Fresque du monastère de Dečani. XIVème siècle
Plusieurs grilles de lectures peuvent permettre d'entrer dans la compréhension de ce récit, la guérison de dix lépreux, alors que Jésus monte à Jérusalem.
La première, la plus courante, est la description du contexte religieux. Un homme malade de la lèpre est considéré comme maudit de Dieu, impur à tout point de vue, et donc exclu de la communauté juive. Seule l'expertise médicale assurée par le clergé du Temple de Jérusalem permet d'être réintroduit dans la communauté juive. Mais cela ne vaut pas pour un samaritain, qui demeure hérétique, juif de seconde zone, de surcroît devenu adepte du prophète de Galilée, à l'image de la communauté chrétienne de Luc.
On peut également s'interroger en statisticien : n'y aurait-il que dix pour cent de sauvés, même parmi les guéris ?
Je ne peux m'empêcher d'avoir ma lecture de prêtre passionné de liturgie : la supplication des lépreux est celle par laquelle nous nous tournons vers le Christ au début de l'eucharistie "Jésus, maître, prends pitié de nous", dans le texte grec, langue de l'évangile "Kyrie eleison". Mais la véritable conversion est celle de celui "qui revint sur ses pas en glorifiant Dieu".
Bien sur, on peut avoir une lecture moralisante sur la réalité de la lèpre et de toute maladie mettant la personne en situation d'exclusion, comme un pestiféré...
Il y a cette question qui peut nous tarauder : le samaritain serait-il le seul sauvé des dix ? Le récit ne nous le dit pas, mais nous savons que cet homme guérit s'entend dire par Jésus
"Relève-toi et va : ta foi t'a sauvé". Et les autres ?
Les prêtres de Jérusalem leur diront qu'ils sont considérés comme "guéris" ; ils peuvent à nouveau pratiquer la loi juive. Mais, nous dit St Paul, ce n'est pas la loi mais la foi qui sauve !
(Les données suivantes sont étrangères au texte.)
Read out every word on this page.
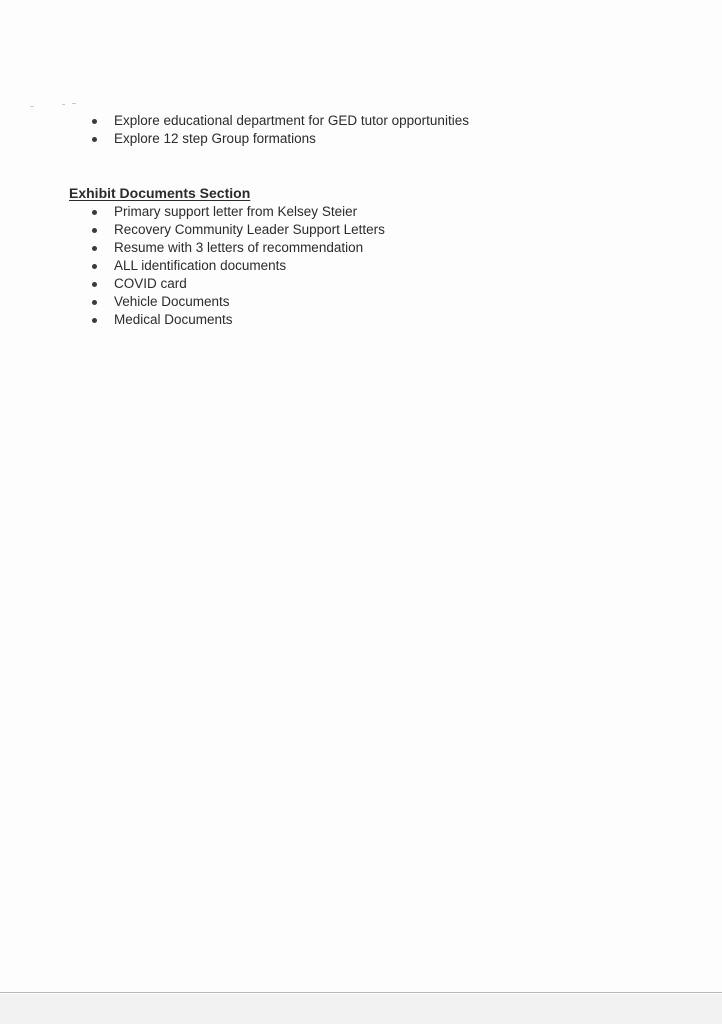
Explore educational department for GED tutor opportunities
Explore 12 step Group formations
Exhibit Documents Section
Primary support letter from Kelsey Steier
Recovery Community Leader Support Letters
Resume with 3 letters of recommendation
ALL identification documents
COVID card
Vehicle Documents
Medical Documents
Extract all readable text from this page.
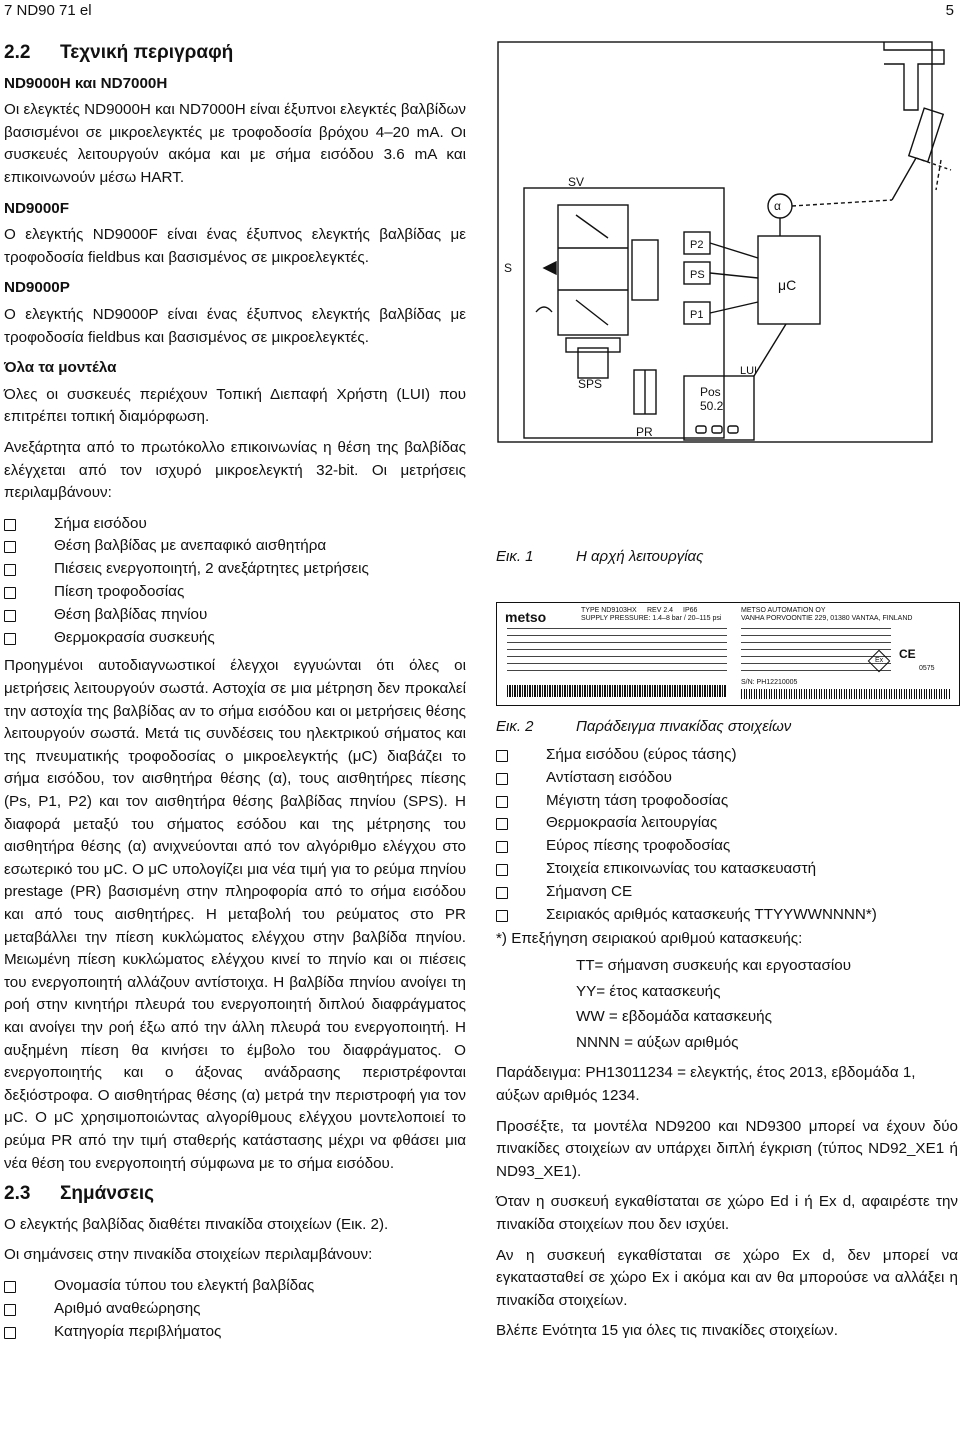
7 ND90 71 el	5
2.2 Τεχνική περιγραφή
ND9000H και ND7000H

Οι ελεγκτές ND9000H και ND7000H είναι έξυπνοι ελεγκτές βαλβίδων βασισμένοι σε μικροελεγκτές με τροφοδοσία βρόχου 4–20 mA. Οι συσκευές λειτουργούν ακόμα και με σήμα εισόδου 3.6 mA και επικοινωνούν μέσω HART.

ND9000F

Ο ελεγκτής ND9000F είναι ένας έξυπνος ελεγκτής βαλβίδας με τροφοδοσία fieldbus και βασισμένος σε μικροελεγκτές.

ND9000P

Ο ελεγκτής ND9000P είναι ένας έξυπνος ελεγκτής βαλβίδας με τροφοδοσία fieldbus και βασισμένος σε μικροελεγκτές.

Όλα τα μοντέλα

Όλες οι συσκευές περιέχουν Τοπική Διεπαφή Χρήστη (LUI) που επιτρέπει τοπική διαμόρφωση.

Ανεξάρτητα από το πρωτόκολλο επικοινωνίας η θέση της βαλβίδας ελέγχεται από τον ισχυρό μικροελεγκτή 32-bit. Οι μετρήσεις περιλαμβάνουν:

Σήμα εισόδου
Θέση βαλβίδας με ανεπαφικό αισθητήρα
Πιέσεις ενεργοποιητή, 2 ανεξάρτητες μετρήσεις
Πίεση τροφοδοσίας
Θέση βαλβίδας πηνίου
Θερμοκρασία συσκευής

Προηγμένοι αυτοδιαγνωστικοί έλεγχοι εγγυώνται ότι όλες οι μετρήσεις λειτουργούν σωστά. Αστοχία σε μια μέτρηση δεν προκαλεί την αστοχία της βαλβίδας αν το σήμα εισόδου και οι μετρήσεις θέσης λειτουργούν σωστά. Μετά τις συνδέσεις του ηλεκτρικού σήματος και της πνευματικής τροφοδοσίας ο μικροελεγκτής (μC) διαβάζει το σήμα εισόδου, τον αισθητήρα θέσης (α), τους αισθητήρες πίεσης (Ps, P1, P2) και τον αισθητήρα θέσης βαλβίδας πηνίου (SPS). Η διαφορά μεταξύ του σήματος εσόδου και της μέτρησης του αισθητήρα θέσης (α) ανιχνεύονται από τον αλγόριθμο ελέγχου στο εσωτερικό του μC. Ο μC υπολογίζει μια νέα τιμή για το ρεύμα πηνίου prestage (PR) βασισμένη στην πληροφορία από το σήμα εισόδου και από τους αισθητήρες. Η μεταβολή του ρεύματος στο PR μεταβάλλει την πίεση κυκλώματος ελέγχου στην βαλβίδα πηνίου. Μειωμένη πίεση κυκλώματος ελέγχου κινεί το πηνίο και οι πιέσεις του ενεργοποιητή αλλάζουν αντίστοιχα. Η βαλβίδα πηνίου ανοίγει τη ροή στην κινητήρι πλευρά του ενεργοποιητή διπλού διαφράγματος και ανοίγει την ροή έξω από την άλλη πλευρά του ενεργοποιητή. Η αυξημένη πίεση θα κινήσει το έμβολο του διαφράγματος. Ο ενεργοποιητής και ο άξονας ανάδρασης περιστρέφονται δεξιόστροφα. Ο αισθητήρας θέσης (α) μετρά την περιστροφή για τον μC. Ο μC χρησιμοποιώντας αλγορίθμους ελέγχου μοντελοποιεί το ρεύμα PR από την τιμή σταθερής κατάστασης μέχρι να φθάσει μια νέα θέση του ενεργοποιητή σύμφωνα με το σήμα εισόδου.

2.3 Σημάνσεις

Ο ελεγκτής βαλβίδας διαθέτει πινακίδα στοιχείων (Εικ. 2).

Οι σημάνσεις στην πινακίδα στοιχείων περιλαμβάνουν:

Ονομασία τύπου του ελεγκτή βαλβίδας
Αριθμό αναθεώρησης
Κατηγορία περιβλήματος
SV
S
SPS
PR
P2
PS
P1
μC
α
LUI
Pos
50.2
Εικ. 1	Η αρχή λειτουργίας
metso	TYPE ND9103HX REV 2.4 IP66
SUPPLY PRESSURE: 1.4–8 bar / 20–115 psi
METSO AUTOMATION OY
VANHA PORVOONTIE 229, 01380 VANTAA, FINLAND
CE
Ex
0575
S/N: PH12210005
Εικ. 2	Παράδειγμα πινακίδας στοιχείων
Σήμα εισόδου (εύρος τάσης)
Αντίσταση εισόδου
Μέγιστη τάση τροφοδοσίας
Θερμοκρασία λειτουργίας
Εύρος πίεσης τροφοδοσίας
Στοιχεία επικοινωνίας του κατασκευαστή
Σήμανση CE
Σειριακός αριθμός κατασκευής TTYYWWNNNN*)
*) Επεξήγηση σειριακού αριθμού κατασκευής:
TT= σήμανση συσκευής και εργοστασίου
YY= έτος κατασκευής
WW = εβδομάδα κατασκευής
NNNN = αύξων αριθμός

Παράδειγμα: PH13011234 = ελεγκτής, έτος 2013, εβδομάδα 1, αύξων αριθμός 1234.

Προσέξτε, τα μοντέλα ND9200 και ND9300 μπορεί να έχουν δύο πινακίδες στοιχείων αν υπάρχει διπλή έγκριση (τύπος ND92_XE1 ή ND93_XE1).

Όταν η συσκευή εγκαθίσταται σε χώρο Ed i ή Ex d, αφαιρέστε την πινακίδα στοιχείων που δεν ισχύει.

Αν η συσκευή εγκαθίσταται σε χώρο Ex d, δεν μπορεί να εγκατασταθεί σε χώρο Ex i ακόμα και αν θα μπορούσε να αλλάξει η πινακίδα στοιχείων.

Βλέπε Ενότητα 15 για όλες τις πινακίδες στοιχείων.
Il revient à celui qui entend ce récit de prolonger ce qui est mentionné dans l'Ecriture. C'est à lui, à nous, comme auditeur, qu'il revient de témoigner comment le Christ est Source de
salut pour tout homme qui croit en lui. C'est lui le Christ qui monte à Jérusalem pour être crucifié à l'écart de la ville, et qui par ce geste d'amour nous assure du salut accordé par Dieu son
Père.
Comment ce salut peut-il être annoncé si personne ne le proclame ? Et comment peut-il être proclamé sinon par ceux qui en ont eux-mêmes reçu l'annonce ? "C’est pourquoi je supporte
tout pour ceux que Dieu a choisis, afin qu’ils obtiennent, eux aussi, le salut qui est dans le Christ Jésus", écrit Saint Paul dans sa seconde lettre à Timothée.
"Hors de l’Eglise, point de salut" ?
Longtemps, cette expression de Saint Cyprien a été comprise comme l'exclusivité offerte aux seuls chrétiens, vivant des sacrements, d'être les seuls bénéficiaires du salut.
Penser ainsi conduit à limiter l'annonce de Paul "le Christ s'est livré en rançon pour tous" (1 Tm 2,6) ; mais, qui, hors de l'Eglise, annonce ce salut en Christ ?
Qui hors de l'Eglise, accueille avec foi ce salut, en rendant grâce ?
Qui hors de l'Eglise, témoigne de l'attention du Christ pour les malades, les parias, les lépreux de notre monde, en son nom ? Ne cherchez pas, vous ne trouverez pas...
Voilà qui fonde notre mission, notre dynamisme missionnaire, en rendant grâce, dans nos paroles et dans nos gestes, nous témoignons de ce salut que nous avons su accueillir, salut offert à tous.